Updating software to IPv6 is often harder than you might think
A while back D.J. Bernstein wrote was is now a famous rant about IPv6. Due to various things, this DJB article is on my mind and today I want to talk about one part of it that DJB casually handwaves, which is updating all software to support IPv6.
The obvious problem with software is that most of the traditional system APIs have specified IP addresses in fixed-size objects and with explicit, fixed types. Very little software has been written using generic APIs and variable-sized addresses, where you could just drop the bigger IPv6 addresses in without trouble; instead a lot of software knows that it is talking IPv4 with addresses that take up 4 bytes. Such software cannot just be handed IPv6 addresses, because they overflow the space and various things would malfunction. Instead systems have been required to define an entirely new and larger 'address family' for IPv6 and then software has had to be updated to support it along side IPv4.
The first complication emerges here: not only do you need a new address family, you need new APIs that can accept and return the new address family. Sometimes you need the new APIs because old APIs were defined only as returning 4-byte IPv4 addresses; sometimes you need new APIs because tons of people wrote tons of code that just assumed old APIs only ever return 4-byte IPv4 addresses.
(You could break all that code, but that would be a recipe for a ton of bugs for years. Let's not go there.)

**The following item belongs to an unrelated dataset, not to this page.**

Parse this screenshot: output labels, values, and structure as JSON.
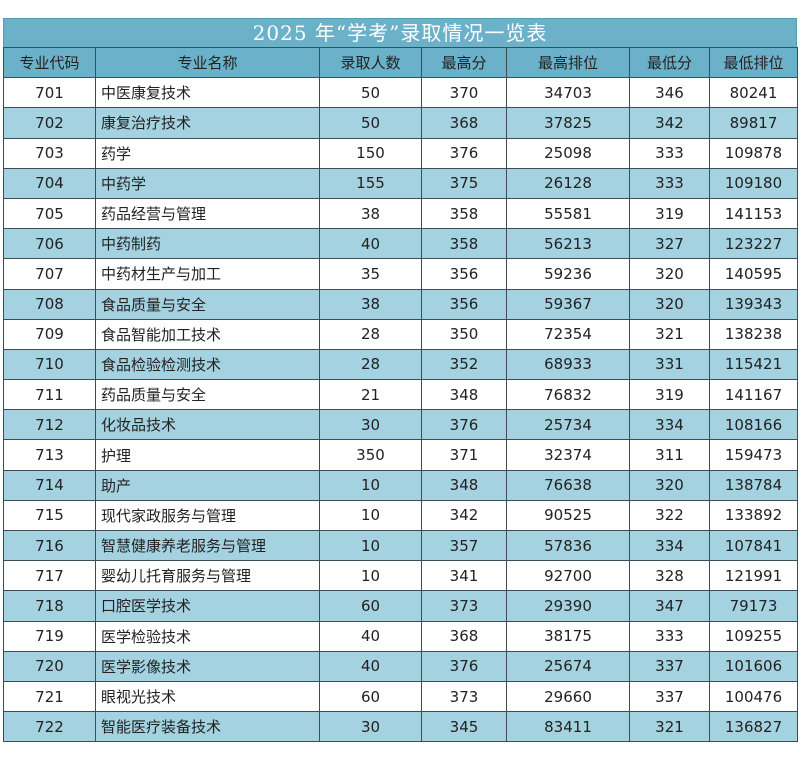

But the larger problem is that IP addresses don't confine themselves
just to the networking layer of programs where they get handled
by generic system APIs that you can make cope with the new IPv6
addresses. Instead, in many important programs IP(v4) addresses
ripple through all sorts of other code. This code may represent them
in all sorts of ways and it may do all sorts of things to manipulate
them, things that 'know' various facts that are only true for IPv4
addresses. For instance, I have several sets of code in several
different languages that know how to make DNS blocklist queries given an
'IP address'. Depending on the language, it may split a string at every
'.' or it may take four bytes in a specific order from a 32-bit integer,
or even a
byte addr array.
(Some of this code may be at some distance from actual network programs. Consider code that attempts to process web server log files and do things like aggregate traffic by network regions, or even just tell when the logs have IP addresses instead of hostnames.)

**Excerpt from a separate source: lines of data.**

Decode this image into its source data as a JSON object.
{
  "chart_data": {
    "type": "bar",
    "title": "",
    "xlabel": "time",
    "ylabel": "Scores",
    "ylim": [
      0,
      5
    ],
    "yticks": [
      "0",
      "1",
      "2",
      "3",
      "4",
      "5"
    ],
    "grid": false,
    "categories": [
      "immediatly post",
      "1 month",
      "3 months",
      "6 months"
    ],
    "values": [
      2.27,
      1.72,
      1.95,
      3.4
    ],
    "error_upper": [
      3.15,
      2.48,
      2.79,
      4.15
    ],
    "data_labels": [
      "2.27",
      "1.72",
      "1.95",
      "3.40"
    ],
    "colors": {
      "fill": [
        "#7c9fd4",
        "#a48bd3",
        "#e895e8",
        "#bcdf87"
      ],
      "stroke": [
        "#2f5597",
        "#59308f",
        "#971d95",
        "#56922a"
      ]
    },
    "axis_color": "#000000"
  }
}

All of this code needs to be revised for IPv6. Some of the revisions are simple. Others take more work and need to know things about, say, the typical and canonical ways of representing IPv6 addresses. Other code may need to be completely rethought from the ground up; for example, I have code that represents IP address ranges as pairs of '(start, end)' integers and supports various operations on them, including 'give me all of the IP addresses in this range set'. This works fine for IPv4 addresses, but the entire data structure may need to be totally redone for IPv6 and certain parts of the API might not make sense any more.
(And then there's the cases where IP addresses are stored in files and retrieved later. They are probably not being stored in large or arbitrary sized fields, so how they are stored may not be able to store IPv6 addresses. So we're looking at database restructuring here, and also restructuring of field validators and so on.)
Then you have all of the stuff that knows how to talk about IP addresses, for example in configuration files for programs. Much of this is likely specific to IPv4 addresses, so both code and specifications will need to be revised for IPv6 addresses. In turn this may ripple through to cause difficulties or require changes to the configuration file language; you may need to make IPv6 addresses accepted with some sort of quoting if your language treats ':' in words specially, for example. All of this involves far more than mechanical code changes and code updates; we're well at the level of system architecture and design, with messy tradeoffs between backwards compatibility and well supported IPv6 addresses.
(Exim famously has a certain amount of heartburn with lists of IPv6 addresses in its configuration files because long ago ':' was chosen as the default list separator character.)
Of course, IP addresses are just the start of the problem; it spirals
off in several directions from them. One direction is IPv6 netblocks
and address ranges; there's kind of a new syntax there, and people
have to rethink configuration files that currently designate ranges
via syntax like '
127.100.0.'. Another one is that there are various
special sorts of IPv6 addresses that your systems may need to be aware
of, like link-local addresses. A third is the broad issue of per-source
ratelimits; a simple limit that's per IPv6 address may not work very
well in an IPv6 environment where people have relatively large subnets
pushed down to their home connections or whatever.
All of this can be done, but it all adds up to a significant amount of work, both in raw programming and in design and architecture to make the right decisions about how systems should look and work in an IPv6 enabled environment. It should be no surprise that progress has been slow overall (and occasionally buggy) and people continue to design, build, and hack together systems that are implicitly or explicitly IPv4 only.
(If you only have to deal with IPv4 today, some of the high level issues may be effectively invisible to you.)